Dans les cas de Paris et d'Istamboul, sont visés deux pays qui avaient aidé les djihadistes de Syrie  et qui les aident peut-être encore, ce qui   montre que les considérations idéologiques transcendent  la gratitude.

Une fois admis qu'il faut voir large,  il est normal que la mort de Français nous touche davantage  que celle de Turcs ou de  Russes.  De même que ceux qui ont perdu dans ce drame de membres de leur famille seront plus sensibles à ceux-là qu'à d'autres Français.

Tenir  la compassion pour quelque chose d'universel qui ne devrait pas faire  de différence entre les proches et les moins proches, entre  nos compatriotes et les autres, serait le fait de gens particulièrement dénaturés.
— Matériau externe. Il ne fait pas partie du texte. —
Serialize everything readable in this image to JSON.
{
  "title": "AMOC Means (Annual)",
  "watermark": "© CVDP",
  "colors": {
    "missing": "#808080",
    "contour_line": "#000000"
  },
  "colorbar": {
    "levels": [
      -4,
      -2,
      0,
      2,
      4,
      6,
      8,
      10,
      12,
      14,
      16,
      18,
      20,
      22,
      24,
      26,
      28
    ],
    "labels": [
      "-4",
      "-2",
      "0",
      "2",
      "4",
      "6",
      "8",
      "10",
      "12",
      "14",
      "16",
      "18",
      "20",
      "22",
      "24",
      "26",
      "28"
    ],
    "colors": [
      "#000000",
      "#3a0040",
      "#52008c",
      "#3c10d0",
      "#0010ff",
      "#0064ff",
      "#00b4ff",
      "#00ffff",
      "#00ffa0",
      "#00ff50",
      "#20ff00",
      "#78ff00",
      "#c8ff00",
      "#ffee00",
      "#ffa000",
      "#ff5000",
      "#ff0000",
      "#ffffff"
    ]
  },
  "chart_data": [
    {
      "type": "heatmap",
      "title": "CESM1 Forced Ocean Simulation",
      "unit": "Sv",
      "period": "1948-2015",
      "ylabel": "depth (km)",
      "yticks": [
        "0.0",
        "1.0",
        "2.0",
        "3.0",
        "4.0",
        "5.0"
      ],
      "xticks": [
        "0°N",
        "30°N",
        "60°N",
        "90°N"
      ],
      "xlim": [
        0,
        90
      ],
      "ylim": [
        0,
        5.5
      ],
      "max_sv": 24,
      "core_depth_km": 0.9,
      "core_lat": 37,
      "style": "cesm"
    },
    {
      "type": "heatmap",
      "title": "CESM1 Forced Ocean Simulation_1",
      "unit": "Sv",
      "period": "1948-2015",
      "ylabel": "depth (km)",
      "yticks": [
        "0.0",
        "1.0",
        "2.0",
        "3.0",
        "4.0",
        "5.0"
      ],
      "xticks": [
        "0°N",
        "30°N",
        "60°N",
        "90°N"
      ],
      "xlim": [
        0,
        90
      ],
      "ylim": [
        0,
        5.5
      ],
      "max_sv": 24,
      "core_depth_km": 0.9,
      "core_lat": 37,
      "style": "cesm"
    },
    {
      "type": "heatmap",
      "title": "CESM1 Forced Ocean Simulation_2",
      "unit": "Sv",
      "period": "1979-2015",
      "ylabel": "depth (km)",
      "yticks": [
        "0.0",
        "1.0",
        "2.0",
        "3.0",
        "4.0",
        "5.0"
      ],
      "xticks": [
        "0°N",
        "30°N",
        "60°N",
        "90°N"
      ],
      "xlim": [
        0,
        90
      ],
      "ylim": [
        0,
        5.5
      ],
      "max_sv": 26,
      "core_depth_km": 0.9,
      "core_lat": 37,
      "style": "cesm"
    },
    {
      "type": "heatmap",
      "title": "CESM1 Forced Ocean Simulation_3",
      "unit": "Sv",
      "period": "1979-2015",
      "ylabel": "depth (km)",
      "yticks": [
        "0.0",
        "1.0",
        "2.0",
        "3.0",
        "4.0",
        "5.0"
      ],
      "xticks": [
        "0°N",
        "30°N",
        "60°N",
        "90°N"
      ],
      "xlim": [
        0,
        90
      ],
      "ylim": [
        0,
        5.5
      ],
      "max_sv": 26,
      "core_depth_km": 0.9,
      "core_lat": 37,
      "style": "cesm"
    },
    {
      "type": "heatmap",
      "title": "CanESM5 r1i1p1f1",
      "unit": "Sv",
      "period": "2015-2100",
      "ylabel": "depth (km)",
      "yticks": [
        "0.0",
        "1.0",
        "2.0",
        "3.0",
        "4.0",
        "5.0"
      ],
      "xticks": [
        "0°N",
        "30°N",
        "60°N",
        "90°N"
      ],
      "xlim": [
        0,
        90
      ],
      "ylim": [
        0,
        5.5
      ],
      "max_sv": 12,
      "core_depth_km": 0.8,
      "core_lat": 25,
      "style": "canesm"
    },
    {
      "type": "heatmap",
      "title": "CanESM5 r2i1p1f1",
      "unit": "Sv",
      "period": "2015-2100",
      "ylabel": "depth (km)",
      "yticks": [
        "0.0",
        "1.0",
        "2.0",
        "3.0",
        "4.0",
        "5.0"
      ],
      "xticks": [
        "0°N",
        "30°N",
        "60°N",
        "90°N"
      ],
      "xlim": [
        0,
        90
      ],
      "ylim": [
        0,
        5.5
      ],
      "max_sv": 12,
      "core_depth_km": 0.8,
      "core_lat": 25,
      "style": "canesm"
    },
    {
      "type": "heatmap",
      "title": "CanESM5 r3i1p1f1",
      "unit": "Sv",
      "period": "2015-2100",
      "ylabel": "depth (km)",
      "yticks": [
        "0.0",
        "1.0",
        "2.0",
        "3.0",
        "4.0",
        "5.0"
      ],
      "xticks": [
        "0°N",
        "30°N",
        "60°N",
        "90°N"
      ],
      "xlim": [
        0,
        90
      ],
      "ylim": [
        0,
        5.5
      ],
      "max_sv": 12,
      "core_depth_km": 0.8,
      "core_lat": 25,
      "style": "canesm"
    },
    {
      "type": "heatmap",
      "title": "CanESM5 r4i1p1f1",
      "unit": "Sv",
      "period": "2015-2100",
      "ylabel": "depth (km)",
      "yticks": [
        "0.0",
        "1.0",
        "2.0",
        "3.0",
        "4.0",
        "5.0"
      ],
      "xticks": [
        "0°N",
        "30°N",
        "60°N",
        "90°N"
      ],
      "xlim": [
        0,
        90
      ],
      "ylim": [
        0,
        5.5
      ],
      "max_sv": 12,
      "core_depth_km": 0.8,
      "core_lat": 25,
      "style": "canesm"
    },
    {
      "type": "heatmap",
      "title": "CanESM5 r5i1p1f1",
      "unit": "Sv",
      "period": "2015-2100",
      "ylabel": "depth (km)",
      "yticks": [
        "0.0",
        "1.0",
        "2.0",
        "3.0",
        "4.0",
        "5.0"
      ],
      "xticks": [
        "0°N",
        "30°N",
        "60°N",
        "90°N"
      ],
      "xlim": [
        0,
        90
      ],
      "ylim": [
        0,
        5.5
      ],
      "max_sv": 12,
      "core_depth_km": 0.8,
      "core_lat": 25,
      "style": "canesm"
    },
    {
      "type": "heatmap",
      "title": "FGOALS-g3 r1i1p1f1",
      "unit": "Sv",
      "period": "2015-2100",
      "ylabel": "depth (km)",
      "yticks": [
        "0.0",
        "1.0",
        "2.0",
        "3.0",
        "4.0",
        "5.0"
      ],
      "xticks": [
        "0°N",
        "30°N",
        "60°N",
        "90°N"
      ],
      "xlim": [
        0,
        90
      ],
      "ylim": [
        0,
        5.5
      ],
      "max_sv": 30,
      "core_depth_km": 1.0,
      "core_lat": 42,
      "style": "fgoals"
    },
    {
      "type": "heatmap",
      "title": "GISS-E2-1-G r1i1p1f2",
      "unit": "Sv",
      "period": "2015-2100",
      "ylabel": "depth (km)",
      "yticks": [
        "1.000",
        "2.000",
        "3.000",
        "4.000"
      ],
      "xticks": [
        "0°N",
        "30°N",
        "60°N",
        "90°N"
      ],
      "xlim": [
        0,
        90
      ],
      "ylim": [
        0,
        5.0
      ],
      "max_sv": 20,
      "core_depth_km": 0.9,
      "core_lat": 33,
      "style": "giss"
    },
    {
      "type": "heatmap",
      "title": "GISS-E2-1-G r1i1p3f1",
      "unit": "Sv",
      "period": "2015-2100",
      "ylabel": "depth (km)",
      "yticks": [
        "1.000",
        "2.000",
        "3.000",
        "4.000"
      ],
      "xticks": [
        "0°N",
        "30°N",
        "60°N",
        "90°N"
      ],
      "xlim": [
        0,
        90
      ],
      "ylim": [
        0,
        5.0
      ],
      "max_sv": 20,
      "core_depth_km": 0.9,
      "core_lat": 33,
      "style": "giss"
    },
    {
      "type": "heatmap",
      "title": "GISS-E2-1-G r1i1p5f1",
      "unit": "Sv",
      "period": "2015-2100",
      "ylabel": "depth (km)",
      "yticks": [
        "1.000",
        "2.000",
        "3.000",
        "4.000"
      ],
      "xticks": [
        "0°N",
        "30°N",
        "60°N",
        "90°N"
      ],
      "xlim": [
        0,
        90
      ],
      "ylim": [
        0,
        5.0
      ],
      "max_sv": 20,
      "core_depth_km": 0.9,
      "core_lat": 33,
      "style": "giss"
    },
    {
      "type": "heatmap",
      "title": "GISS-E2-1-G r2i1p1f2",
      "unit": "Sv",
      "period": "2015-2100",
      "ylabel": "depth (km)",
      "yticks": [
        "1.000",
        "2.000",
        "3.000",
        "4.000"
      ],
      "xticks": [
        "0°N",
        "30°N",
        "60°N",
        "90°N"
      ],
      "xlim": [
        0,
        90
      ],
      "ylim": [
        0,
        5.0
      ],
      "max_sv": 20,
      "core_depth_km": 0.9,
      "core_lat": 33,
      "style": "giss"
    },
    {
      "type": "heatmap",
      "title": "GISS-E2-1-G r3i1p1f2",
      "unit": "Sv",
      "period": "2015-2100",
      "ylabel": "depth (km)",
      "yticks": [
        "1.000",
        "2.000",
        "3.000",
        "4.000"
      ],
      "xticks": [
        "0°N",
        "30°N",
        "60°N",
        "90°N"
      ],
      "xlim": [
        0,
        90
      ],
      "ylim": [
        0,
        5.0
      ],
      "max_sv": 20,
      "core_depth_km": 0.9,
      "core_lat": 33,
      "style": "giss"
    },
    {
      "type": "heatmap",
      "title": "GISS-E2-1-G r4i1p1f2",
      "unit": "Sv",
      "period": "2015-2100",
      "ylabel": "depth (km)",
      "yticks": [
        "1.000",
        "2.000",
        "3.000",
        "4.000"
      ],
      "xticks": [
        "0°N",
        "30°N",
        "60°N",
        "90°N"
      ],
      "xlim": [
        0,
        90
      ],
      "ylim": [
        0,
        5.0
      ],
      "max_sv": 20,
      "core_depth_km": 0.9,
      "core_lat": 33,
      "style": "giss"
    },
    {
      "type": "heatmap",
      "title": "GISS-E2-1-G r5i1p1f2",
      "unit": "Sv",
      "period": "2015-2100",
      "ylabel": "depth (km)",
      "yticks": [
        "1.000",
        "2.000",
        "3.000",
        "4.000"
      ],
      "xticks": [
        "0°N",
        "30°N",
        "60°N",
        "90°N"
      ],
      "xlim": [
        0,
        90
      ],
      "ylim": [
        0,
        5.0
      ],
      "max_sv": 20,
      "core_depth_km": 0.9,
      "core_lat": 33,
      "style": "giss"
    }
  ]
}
Des gens comme cela, il ne s'en trouve qu'en   Europe ! Et je crains que cet universalisme qui, hélas,  se répand dans nos sociétés sous le couvert de bons sentiments  ne soit une des dimensions du drame. Qui aime tout le monde également n'aime en  fait personne. Et qu'une partie des Occidentaux ne s'aiment pas eux-mêmes, est précisément ce qu'on  leur reproche. Le philosophe René Girard vient  de mourir et un de ses thèmes de prédiletion était le mimétisme des sentiments. Quelqu'un qui s'aime beaucoup lui-même incite les autres à l'aimer. Quelqu'un qui se déteste lui-même incite les autres à le détester. Ceux qui disent ce que vous venez de dire ne doivent pas s'étonner d'être détestés.

Par rapport à cela, le drapeau est un symbole  . Un symbole légitime. La manière dont le principe du drapeau français a été discrédité au cours des dernières années est un signe de cette morbidité qui nous rend haïssables au reste y monde.

Alexandre Del Valle : C’est un argument est assez stupide ! Lorsqu’on brandit le drapeau français, c’est là un  symbole issu de la révolution : un symbole qui invite toute personne qui vit sur le territoire national à re réunir et partager des valeurs . Au Liban et au Mali, ceux qui opposés à la barbarie islamiste brandissent aussi leur drapeau national symbole d’unité face à la division recherchée par les islamistes jihadistes. Le drapeau est une réponse locale à une agression qui cherche à diviser. Le drapeau français est patriotique plus que nationaliste. Le « patriotisme intégrateur » ne signifie pas ethnocentrisme mais le rassemblement.